- Commodities traders use Twitter to get inside info from farmers
- One fund based all its trades on sentiment analysis of tweets
- EToro is a social network for investing, letting users copy the trading strategies of others
In a world where information is plentiful and abundant, traders are always trying to make money by finding that hidden advantage. Many are betting that 140 characters is all it takes to beat the market.
Some professionals in the world of high finance are relying on Twitter and other social media to try to get the edge on the competition.
Markets went into a spin last year when someone hacked the AP's Twitter account and sent bogus tweets about an explosion at the White House, showing just how powerful a sentence can be when millions of dollars are put behind it.
Twitter has transformed communication across a host of industries, but many industries remain straightforward in how they use it. Especially in the world of commodities. In Chicago, traders trade futures contracts in every kind of product, from corn to pork belly to orange juice concentrate futures. Essentially, they are making bets on the demand and supply of these items at a later date. Every extra speck of information can make the difference.
Some traders expressly follow farmers across the American Midwest and try to get a sense of how much soybean or maize is coming in this year's crop. Others actively engage with the people that make the products they trade, looking for that edge, directly tweeting farmers for information on what weather they are having and what crops they are growing.
But others are using Twitter to in more innovative ways to stay ahead of the pack.
"Our systems can analyze and determine a Tweet in less than a second from the moment a person tweets," says Paul Hawtin, the founder of the investment management firm Cayman Atlantic. "Analyzing untapped and unstructured data sets such as Twitter gives us a distinct advantage over other investment managers."
Hawtin has been working on a fund based exclusively on using sentiment analysis of Twitter for years, analyzing tweets for relevance and for positive and negative sentiment to base its trades on.
His first fund was in July 2010, when the U.S. debt stand-off caused huge turmoil in the financial markets and forced the $25 million fund to close after just a month. Hawtin is launching his second try at such a fund later this year. "We're in the process of raising £5 million ($8.3 million) for the new fund and we've secured £1.5 million so far," he says. If his first fund had taken off, Cayman Atlantic's simulated real-time account showed that it would have returned 23.8% last year -- impressive, but not as good as the Dow Jones Industrial Average, which returned 26.5% over the same period.
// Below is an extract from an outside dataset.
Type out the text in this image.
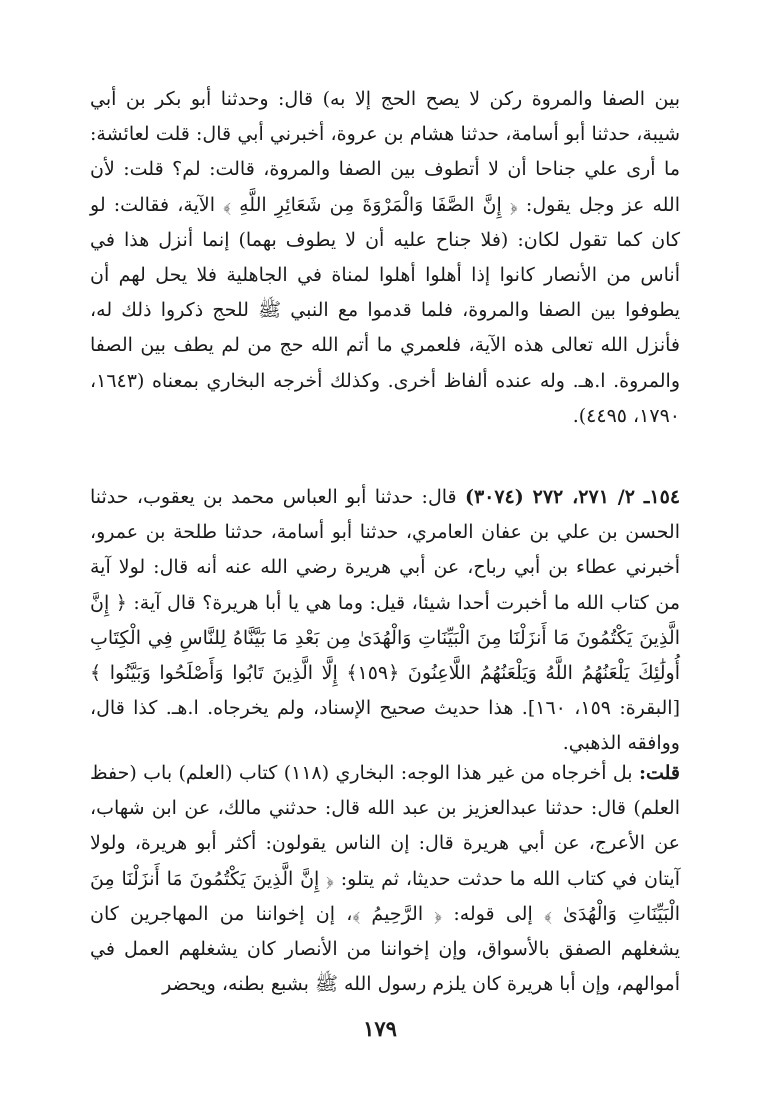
بين الصفا والمروة ركن لا يصح الحج إلا به) قال: وحدثنا أبو بكر بن أبي شيبة، حدثنا أبو أسامة، حدثنا هشام بن عروة، أخبرني أبي قال: قلت لعائشة: ما أرى علي جناحا أن لا أتطوف بين الصفا والمروة، قالت: لم؟ قلت: لأن الله عز وجل يقول: ﴿ إِنَّ الصَّفَا وَالْمَرْوَةَ مِن شَعَائِرِ اللَّهِ ﴾ الآية، فقالت: لو كان كما تقول لكان: (فلا جناح عليه أن لا يطوف بهما) إنما أنزل هذا في أناس من الأنصار كانوا إذا أهلوا أهلوا لمناة في الجاهلية فلا يحل لهم أن يطوفوا بين الصفا والمروة، فلما قدموا مع النبي ﷺ للحج ذكروا ذلك له، فأنزل الله تعالى هذه الآية، فلعمري ما أتم الله حج من لم يطف بين الصفا والمروة. ا.هـ. وله عنده ألفاظ أخرى. وكذلك أخرجه البخاري بمعناه (١٦٤٣، ١٧٩٠، ٤٤٩٥).

١٥٤ـ ٢/ ٢٧١، ٢٧٢ (٣٠٧٤) قال: حدثنا أبو العباس محمد بن يعقوب، حدثنا الحسن بن علي بن عفان العامري، حدثنا أبو أسامة، حدثنا طلحة بن عمرو، أخبرني عطاء بن أبي رباح، عن أبي هريرة رضي الله عنه أنه قال: لولا آية من كتاب الله ما أخبرت أحدا شيئا، قيل: وما هي يا أبا هريرة؟ قال آية: ﴿ إِنَّ الَّذِينَ يَكْتُمُونَ مَا أَنزَلْنَا مِنَ الْبَيِّنَاتِ وَالْهُدَىٰ مِن بَعْدِ مَا بَيَّنَّاهُ لِلنَّاسِ فِي الْكِتَابِ أُولَٰئِكَ يَلْعَنُهُمُ اللَّهُ وَيَلْعَنُهُمُ اللَّاعِنُونَ ﴿١٥٩﴾ إِلَّا الَّذِينَ تَابُوا وَأَصْلَحُوا وَبَيَّنُوا ﴾ [البقرة: ١٥٩، ١٦٠]. هذا حديث صحيح الإسناد، ولم يخرجاه. ا.هـ. كذا قال، ووافقه الذهبي.

قلت: بل أخرجاه من غير هذا الوجه: البخاري (١١٨) كتاب (العلم) باب (حفظ العلم) قال: حدثنا عبدالعزيز بن عبد الله قال: حدثني مالك، عن ابن شهاب، عن الأعرج، عن أبي هريرة قال: إن الناس يقولون: أكثر أبو هريرة، ولولا آيتان في كتاب الله ما حدثت حديثا، ثم يتلو: ﴿ إِنَّ الَّذِينَ يَكْتُمُونَ مَا أَنزَلْنَا مِنَ الْبَيِّنَاتِ وَالْهُدَىٰ ﴾ إلى قوله: ﴿ الرَّحِيمُ ﴾، إن إخواننا من المهاجرين كان يشغلهم الصفق بالأسواق، وإن إخواننا من الأنصار كان يشغلهم العمل في أموالهم، وإن أبا هريرة كان يلزم رسول الله ﷺ بشبع بطنه، ويحضر

١٧٩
For Hawtin, the benefits of going Twitter-only are obvious. "Breaking news, information trends and global events hit the Twitter network before anywhere else," he says.
Twitter appears to be a special case. They have tried to feed in data from Facebook and Bit.ly, the URL shortener, but to no avail. "When people tweet they tend to be talking about real-world events as opposed to Facebook which is more personal and relevant only to friends and family."
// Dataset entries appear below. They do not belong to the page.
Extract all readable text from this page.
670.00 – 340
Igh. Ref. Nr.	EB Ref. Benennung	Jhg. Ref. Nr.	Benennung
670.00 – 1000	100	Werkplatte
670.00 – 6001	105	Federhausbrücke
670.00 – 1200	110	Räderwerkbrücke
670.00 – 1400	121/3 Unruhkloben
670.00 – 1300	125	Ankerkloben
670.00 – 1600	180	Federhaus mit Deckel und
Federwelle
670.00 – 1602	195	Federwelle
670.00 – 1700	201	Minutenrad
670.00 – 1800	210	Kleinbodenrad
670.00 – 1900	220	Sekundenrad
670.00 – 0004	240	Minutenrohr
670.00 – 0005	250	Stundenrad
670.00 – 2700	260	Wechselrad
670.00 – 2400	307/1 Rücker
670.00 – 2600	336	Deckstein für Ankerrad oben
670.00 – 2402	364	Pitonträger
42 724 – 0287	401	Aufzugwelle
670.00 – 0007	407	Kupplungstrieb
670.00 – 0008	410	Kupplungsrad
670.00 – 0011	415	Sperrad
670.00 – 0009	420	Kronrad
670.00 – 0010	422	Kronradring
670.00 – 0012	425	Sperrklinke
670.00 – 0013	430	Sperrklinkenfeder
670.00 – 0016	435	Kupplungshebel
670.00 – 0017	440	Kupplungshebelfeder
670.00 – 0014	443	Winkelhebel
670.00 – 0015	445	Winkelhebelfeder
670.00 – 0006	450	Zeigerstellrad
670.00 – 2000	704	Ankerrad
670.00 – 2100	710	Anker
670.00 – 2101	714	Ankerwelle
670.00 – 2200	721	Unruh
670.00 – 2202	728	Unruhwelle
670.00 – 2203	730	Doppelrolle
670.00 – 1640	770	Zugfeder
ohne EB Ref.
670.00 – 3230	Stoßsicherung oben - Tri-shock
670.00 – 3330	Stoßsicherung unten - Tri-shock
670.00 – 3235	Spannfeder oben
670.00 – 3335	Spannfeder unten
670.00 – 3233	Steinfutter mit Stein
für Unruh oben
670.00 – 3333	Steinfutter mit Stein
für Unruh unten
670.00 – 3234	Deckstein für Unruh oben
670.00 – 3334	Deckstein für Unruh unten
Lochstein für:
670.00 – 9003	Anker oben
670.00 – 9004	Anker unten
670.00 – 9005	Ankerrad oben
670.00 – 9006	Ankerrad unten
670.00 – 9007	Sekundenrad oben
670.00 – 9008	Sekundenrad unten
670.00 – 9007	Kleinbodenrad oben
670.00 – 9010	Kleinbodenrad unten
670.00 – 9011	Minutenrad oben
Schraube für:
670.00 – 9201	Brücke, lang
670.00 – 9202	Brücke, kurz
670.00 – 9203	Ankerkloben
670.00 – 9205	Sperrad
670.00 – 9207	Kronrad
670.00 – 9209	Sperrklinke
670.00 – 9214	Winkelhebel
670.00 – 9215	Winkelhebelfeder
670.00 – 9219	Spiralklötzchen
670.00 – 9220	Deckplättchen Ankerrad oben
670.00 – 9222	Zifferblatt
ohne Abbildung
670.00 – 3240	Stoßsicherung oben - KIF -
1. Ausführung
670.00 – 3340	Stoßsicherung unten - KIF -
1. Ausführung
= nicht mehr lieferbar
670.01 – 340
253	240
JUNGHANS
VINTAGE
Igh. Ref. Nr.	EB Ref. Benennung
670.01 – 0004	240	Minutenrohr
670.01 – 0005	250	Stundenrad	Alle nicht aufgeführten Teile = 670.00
Others are trying to turn the world of trading into the new Twitter. Yoni Assia founded eToro in 2007 as a social network for investing and sees it as democratizing the space. "It's about opening the global market and investing and trading in a transparent way," he says. "When you're using Facebook or Twitter, it's about social signals. So not all your friends are ones whose financial investments you really want to copy."
His network allows anyone to trade both virtual and real money, connect with one other and compare investment bets -- and copy the trading strategies of others. EToro, which is not yet available in the U.S. because of regulatory hurdles, has 3.5 million registered users, of which most are using virtual money. About 300,000 are trading with their own cash on the site. It's Facebook-meets-fantasy football for wannabe day traders.
Assia thinks we're at the start of a change in how we invest, one that will transform trading decisions to ones not just based off reactions to real-world events or mathematical modelling, but one based on the analysis of social media as well. "I think in the future you'll have not just fundamental and technical analysis, but social analysis," he says.
Hawtin, the founder of the Cayman Islands-based hedge fund, concurs. "We're in the middle of a data explosion," he says. "Trend-following has been a successful trading strategy for over a century and that forms the core of our investment process. What makes us different from any other trend-following hedge fund is the data we use."